Penulis mengangkat diagnose hambatan mobilitas fisik

berdasarkan SDKI (2017) karena saat dilakukan pengkajian didapatkan

data-data yaitu data subjektif dan data objektif. Data subjektif

didapatkan data : klien mengatakan nyeri saat bergerak karena luka post

operasi caesar. Data objektif didapatkan data : klien terlihat berbaring

terlentang dan berhati-hati saat bergerak.

Dalam mengatasi diagnose keerawatan hambatan mobilitas fisik

berhubungan dengan nyeri, penulis merencanakan tindakan

keperawatan yang bertujuan hambatan mobilitas fisik dapat teratasi

dengan rencana tindakan tersebut yaitu ajarkan pentingnya mobilisasi,

rasionalnya adalah menambah pengetahuan klien tentang pentingnya

mobilisasi, motivasi untuk berlatih mobilisasi, rasionalnya adalah klien

dapat termotivasi dalam melakukan mobilisasi, ajarkan pindah posisi

dari tidur ke duduk, rasionalnya adalah mengetahui tingkat perpindahan

posisi klien, ajarkan pindah posisi dari duduk turun dari tempat tidur,

rasionalnya adalah membantu perpindahan posisi klien dalam


melakukan mobilisasi.

Pada implementasi untuk mengatasi hambatan mobilitas fisik

berhubungan dengan nyeri, penulis tidak mengalami hambatan dalam

melakukan tindakan keperawatan karena hambatan mobilitas fisik yang

dialami klien dapat berkurang dan diatasi dengan mengajarkan

berpindah posisi dari tidur ke duduk dan dari duduk turun dari tempat

tidur juga memberikan motivasi pentingnya untuk mobilisasi.
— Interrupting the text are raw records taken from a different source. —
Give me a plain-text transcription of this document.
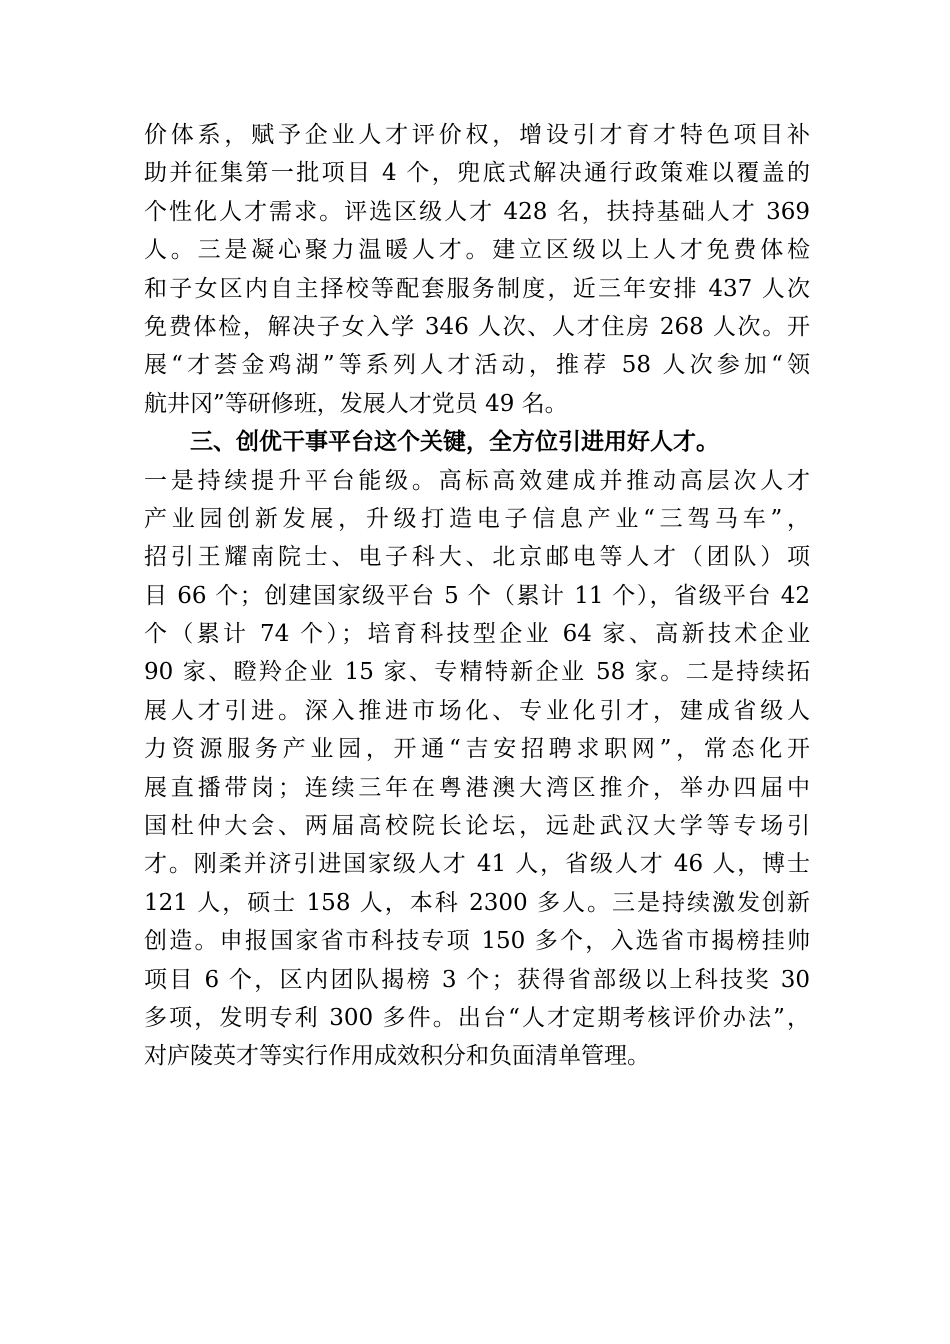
价体系，赋予企业人才评价权，增设引才育才特色项目补
助并征集第一批项目 4 个，兜底式解决通行政策难以覆盖的
个性化人才需求。评选区级人才 428 名，扶持基础人才 369
人。三是凝心聚力温暖人才。建立区级以上人才免费体检
和子女区内自主择校等配套服务制度，近三年安排 437 人次
免费体检，解决子女入学 346 人次、人才住房 268 人次。开
展“才荟金鸡湖”等系列人才活动，推荐 58 人次参加“领
航井冈”等研修班，发展人才党员 49 名。
三、创优干事平台这个关键，全方位引进用好人才。
一是持续提升平台能级。高标高效建成并推动高层次人才
产业园创新发展，升级打造电子信息产业“三驾马车”，
招引王耀南院士、电子科大、北京邮电等人才（团队）项
目 66 个；创建国家级平台 5 个（累计 11 个），省级平台 42
个（累计 74 个）；培育科技型企业 64 家、高新技术企业
90 家、瞪羚企业 15 家、专精特新企业 58 家。二是持续拓
展人才引进。深入推进市场化、专业化引才，建成省级人
力资源服务产业园，开通“吉安招聘求职网”，常态化开
展直播带岗；连续三年在粤港澳大湾区推介，举办四届中
国杜仲大会、两届高校院长论坛，远赴武汉大学等专场引
才。刚柔并济引进国家级人才 41 人，省级人才 46 人，博士
121 人，硕士 158 人，本科 2300 多人。三是持续激发创新
创造。申报国家省市科技专项 150 多个，入选省市揭榜挂帅
项目 6 个，区内团队揭榜 3 个；获得省部级以上科技奖 30
多项，发明专利 300 多件。出台“人才定期考核评价办法”，
对庐陵英才等实行作用成效积分和负面清单管理。
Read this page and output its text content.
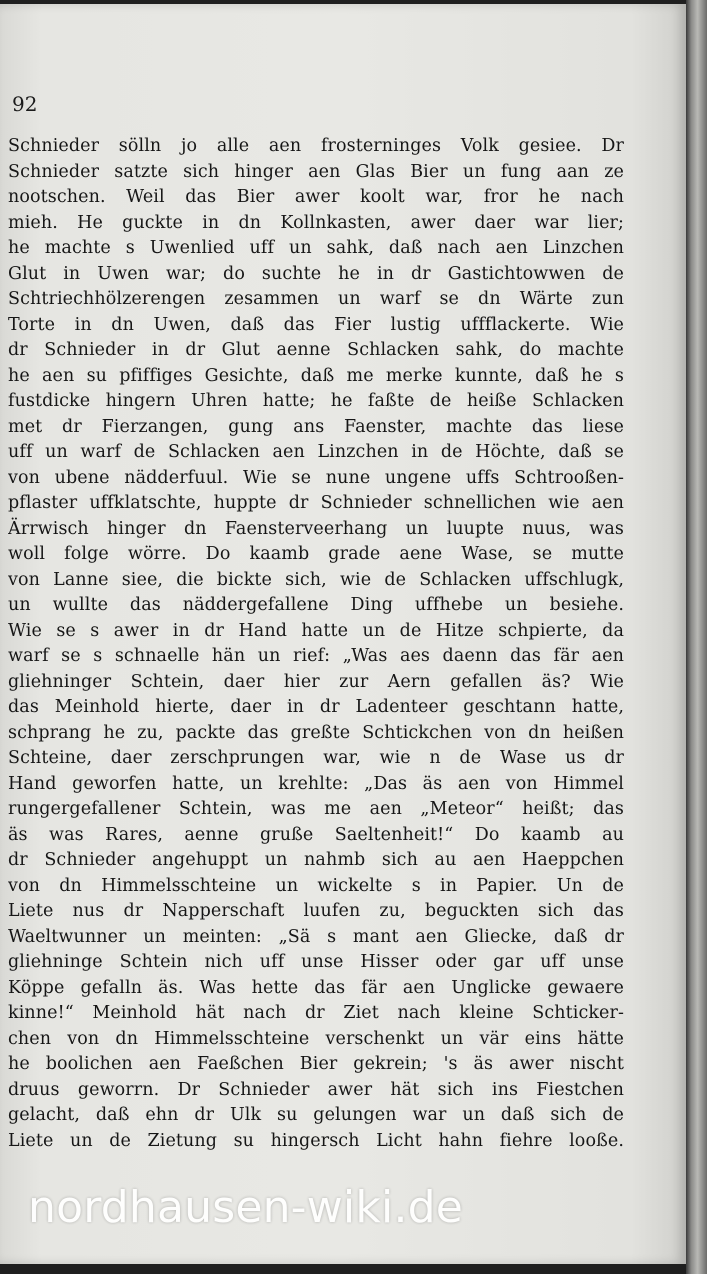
92
Schnieder sölln jo alle aen frosterninges Volk gesiee. Dr
Schnieder satzte sich hinger aen Glas Bier un fung aan ze
nootschen. Weil das Bier awer koolt war, fror he nach
mieh. He guckte in dn Kollnkasten, awer daer war lier;
he machte s Uwenlied uff un sahk, daß nach aen Linzchen
Glut in Uwen war; do suchte he in dr Gastichtowwen de
Schtriechhölzerengen zesammen un warf se dn Wärte zun
Torte in dn Uwen, daß das Fier lustig uffflackerte. Wie
dr Schnieder in dr Glut aenne Schlacken sahk, do machte
he aen su pfiffiges Gesichte, daß me merke kunnte, daß he s
fustdicke hingern Uhren hatte; he faßte de heiße Schlacken
met dr Fierzangen, gung ans Faenster, machte das liese
uff un warf de Schlacken aen Linzchen in de Höchte, daß se
von ubene nädderfuul. Wie se nune ungene uffs Schtrooßen-
pflaster uffklatschte, huppte dr Schnieder schnellichen wie aen
Ärrwisch hinger dn Faensterveerhang un luupte nuus, was
woll folge wörre. Do kaamb grade aene Wase, se mutte
von Lanne siee, die bickte sich, wie de Schlacken uffschlugk,
un wullte das näddergefallene Ding uffhebe un besiehe.
Wie se s awer in dr Hand hatte un de Hitze schpierte, da
warf se s schnaelle hän un rief: „Was aes daenn das fär aen
gliehninger Schtein, daer hier zur Aern gefallen äs? Wie
das Meinhold hierte, daer in dr Ladenteer geschtann hatte,
schprang he zu, packte das greßte Schtickchen von dn heißen
Schteine, daer zerschprungen war, wie n de Wase us dr
Hand geworfen hatte, un krehlte: „Das äs aen von Himmel
rungergefallener Schtein, was me aen „Meteor“ heißt; das
äs was Rares, aenne gruße Saeltenheit!“ Do kaamb au
dr Schnieder angehuppt un nahmb sich au aen Haeppchen
von dn Himmelsschteine un wickelte s in Papier. Un de
Liete nus dr Napperschaft luufen zu, beguckten sich das
Waeltwunner un meinten: „Sä s mant aen Gliecke, daß dr
gliehninge Schtein nich uff unse Hisser oder gar uff unse
Köppe gefalln äs. Was hette das fär aen Unglicke gewaere
kinne!“ Meinhold hät nach dr Ziet nach kleine Schticker-
chen von dn Himmelsschteine verschenkt un vär eins hätte
he boolichen aen Faeßchen Bier gekrein; 's äs awer nischt
druus geworrn. Dr Schnieder awer hät sich ins Fiestchen
gelacht, daß ehn dr Ulk su gelungen war un daß sich de
Liete un de Zietung su hingersch Licht hahn fiehre looße.
nordhausen-wiki.de
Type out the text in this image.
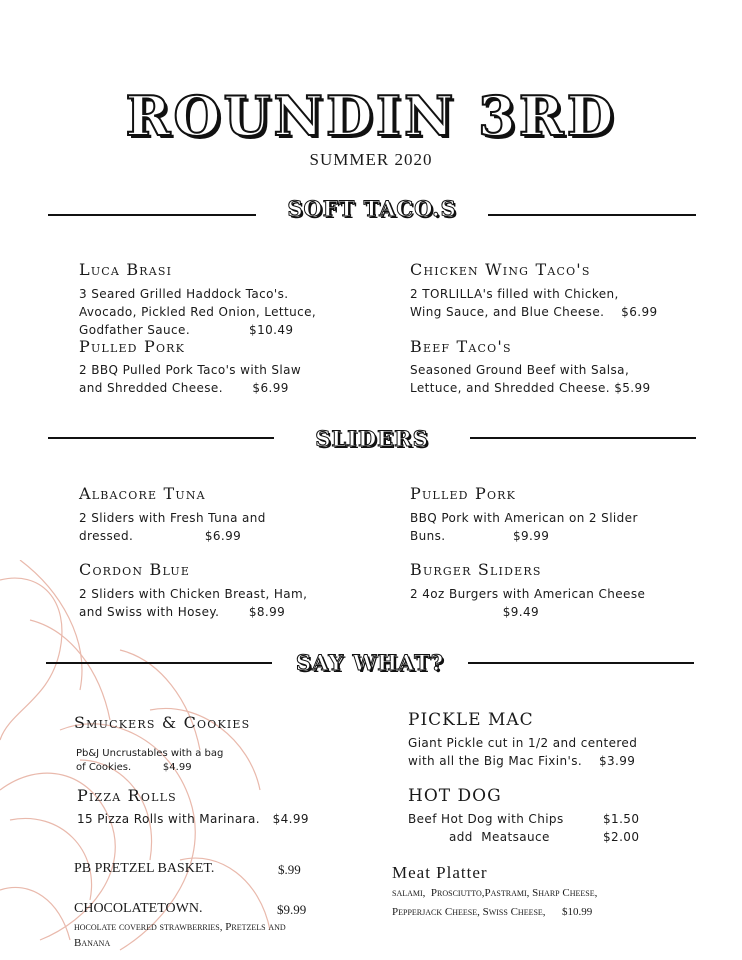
ROUNDIN 3RD
SUMMER 2020
SOFT TACO.S
Luca Brasi
3 Seared Grilled Haddock Taco's.
Avocado, Pickled Red Onion, Lettuce,
Godfather Sauce.              $10.49
Chicken Wing Taco's
2 TORLILLA's filled with Chicken,
Wing Sauce, and Blue Cheese.    $6.99
Pulled Pork
2 BBQ Pulled Pork Taco's with Slaw
and Shredded Cheese.       $6.99
Beef Taco's
Seasoned Ground Beef with Salsa,
Lettuce, and Shredded Cheese. $5.99
SLIDERS
Albacore Tuna
2 Sliders with Fresh Tuna and
dressed.                 $6.99
Pulled Pork
BBQ Pork with American on 2 Slider
Buns.                $9.99
Cordon Blue
2 Sliders with Chicken Breast, Ham,
and Swiss with Hosey.       $8.99
Burger Sliders
2 4oz Burgers with American Cheese
$9.49
SAY WHAT?
Smuckers & Cookies
Pb&J Uncrustables with a bag
of Cookies.          $4.99
Pizza Rolls
15 Pizza Rolls with Marinara.   $4.99
PB PRETZEL BASKET.	$.99
CHOCOLATETOWN.	$9.99
hocolate covered strawberries, Pretzels and
Banana
PICKLE MAC
Giant Pickle cut in 1/2 and centered
with all the Big Mac Fixin's.    $3.99
HOT DOG
Beef Hot Dog with Chips	$1.50
add  Meatsauce	$2.00
Meat Platter
salami,  Prosciutto,Pastrami, Sharp Cheese,
Pepperjack Cheese, Swiss Cheese,      $10.99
Dari hasil evaluasi terakhir pada tanggal 11 Maret 2017 jam

17.00 WIB, dalam masalah keperawatan hambatan mobilitas fisik

berhubungan dengan nyeri dapat teratasi dengan kriteria hasil yang

sudah ditetapkan oleh penulis yaitu klien mampu miring kanan-kiri,

klien mampu duduk dan bangun dari tempat tidur sendiri, dan klien

mampu melakukan mobilitas fisik sendiri, walaupun kriteria hasil

sudah teratasi tetapi masih perlu pengawasan dari perawat ruangan dan

keluarga untuk membantu aktifitas klien yang berhubungan dengan

nyeri akibat luka post operasi Caesar.

C. Ketidakefektifan Pemberian ASI Berhubungan Dengan Reflek

Menghisap Bayi Buruk

Menurut ketidakefektifan pemberian ASI merupakan kesulitan

saat memberikan susu pada bayi atau anak secara langsung dari

payudara yang dapat memengaruhi status nutrisi bayi atau anak

(NANDA, 2015).
Gejala dan tanda mayor, subjektif : kelelahan secara maternal,

kecemasan maternal, objektf : bayi tidak mampu melekat pada

payudara ibu, tidak ada tanda-tanda pelepaan oksitosin, BAK bayi

kurang dari 8 kali dalam 24 jam, nyeri atau lecet terus-menerus etelah

minggu kedua (PPNI, 2016).

Gejala dan tanda minor, subjektif : dpat mempertahankan

pemberian ASI, penyapihn dalam menyusui, keseimbangan dalam

cairan, objektf : keberhasilan dalam menyusui (maternal) (Moorhead,

Marison, Meridean L, Elizabeth, 2016).

Untuk masalah keperawatan ketidakefektifan pemberian ASI,

etiologinya yaitu adanya reflek menghisap bayi buruk yang disebabkan

oleh ketidakmampuan bayi untuk menempel pada payudara ibu dengan

benar. Pada saat ini klien telah melahirkan anak kedua dengan tindakan

operasi Caesar yang pada hari pertama klien tidak berusaha untuk

sering menyusui bayinya akbat reflek rooting dan reflek menangis bayi

yang kurang.

Pada diagnose ketidakefektifan pemberian ASI dijadikan sebagai

prioritas ketiga karena selama masa kehamilan hormon prolactin dari

plasenta meningkat akan tetapi ASI biasanya belum keluar dan masih

dihambat oleh kadar estrogen yang tinggi. Pada hari kedua atau ketiga

setelah persalinan, kadar estrogen dan progesterone turun drastis,

sehingga pengaruh prolactin lebih dominan dan mulailah terjadi sekresi

ASI. Cairan yang pertama kali diperoleh bayi dari ibunnya setelah
dilahirkan yaitu kolostrum yang mengandung campuran lebih kaya

akan protein, mineral dan antibody dari ASI yang telah “matur”.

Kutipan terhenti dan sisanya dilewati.